For ML methods data is the new gold, while for classical algorithms – it is as well. The difference is that in the latter case, we could develop an algorithm based on a certain reasoning and we can explain how it will work before it is implemented – it can be planned in our heads and then implemented. So why do we need the data in this case? To verify that the algorithm works, to have sanity checks, to implement functional and qualitative tests, and to characterize the target environment and setup-related peculiarities. Without that, it would be unreasonable to productize the CV algorithms, no matter whether we use ML methods, classical algorithms, or both together. Having tests that give some performance indicators could help with the development of the processing algorithms and could be used to assess the efficiency of the whole pipeline, but also subsequent processing steps separately.
- Are there any applications where machine learning cannot compete with analytical algorithms? If so – why is that?
In the simplest tasks, where the classical methods are well grounded, ML cannot outperform them as the filters are very simple and give results that are good enough. It all depends on the required level of accuracy, time constraints in terms of computational speed, as well as the costs related to the development of the algorithms. If simple classical methods give results that can be processed to extract the desired information with a certain level of accuracy, it would be unjustified to put a high budget into training a more accurate ML algorithm, which can be potentially slower, more expensive in terms of upkeep, and could give only slightly better results (which may not be necessarily needed).
- How do you see the importance of ML in CV or evolution in this field in the upcoming years?
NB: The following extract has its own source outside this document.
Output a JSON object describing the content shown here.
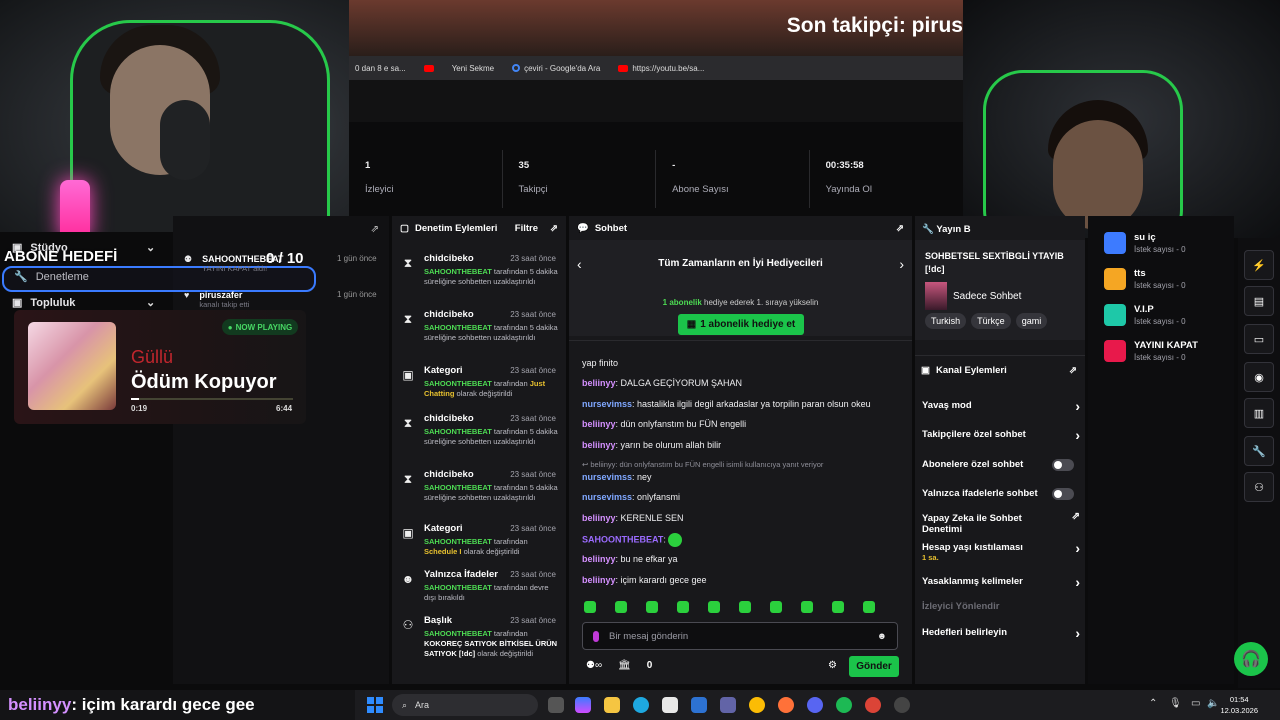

I think that it will be very rapid and the emergence of new models will revolutionize the field even more than it has so far. More accurate models, less data needed, and semi-supervised or unsupervised learning could strongly affect the importance of ML in CV. Efforts being put into Explainable AI (XAI) methods could help us to better understand why models gave specific results and could be the means to productize the models more easily and have more confidence that the results are correct. This, in turn, could be an enabler to deploy such models to work together with humans, serve as standalone decision systems, and even be implemented in safety-related applications. On the other hand, the development in terms of hardware accelerators and the possibilities of thinning neural networks would move high volumes of processing to the edge. This, in turn, will make more data available, and the interconnectivity within a short range in near-me or body wireless networks will be crucial for the new applications to emerge. Finally, the application of 3D vision systems and real-time processing of such data, especially in Mixed-reality environments, are other fields that can be revolutionized in the upcoming years and huge efforts put into research here can bring a certain leap with respect to what we observe nowadays there.
Computer Vision Community MeetUp
The interview is a summary conducted during the discussion panel at our Computer Vision Community MeetUp in Berlin. The event brought together some of the most talented individuals and innovators to exchange ideas, build collaborations, and expand their networks. Discussions and presentations revealed many intriguing topics and thoughts – thank you for joining us!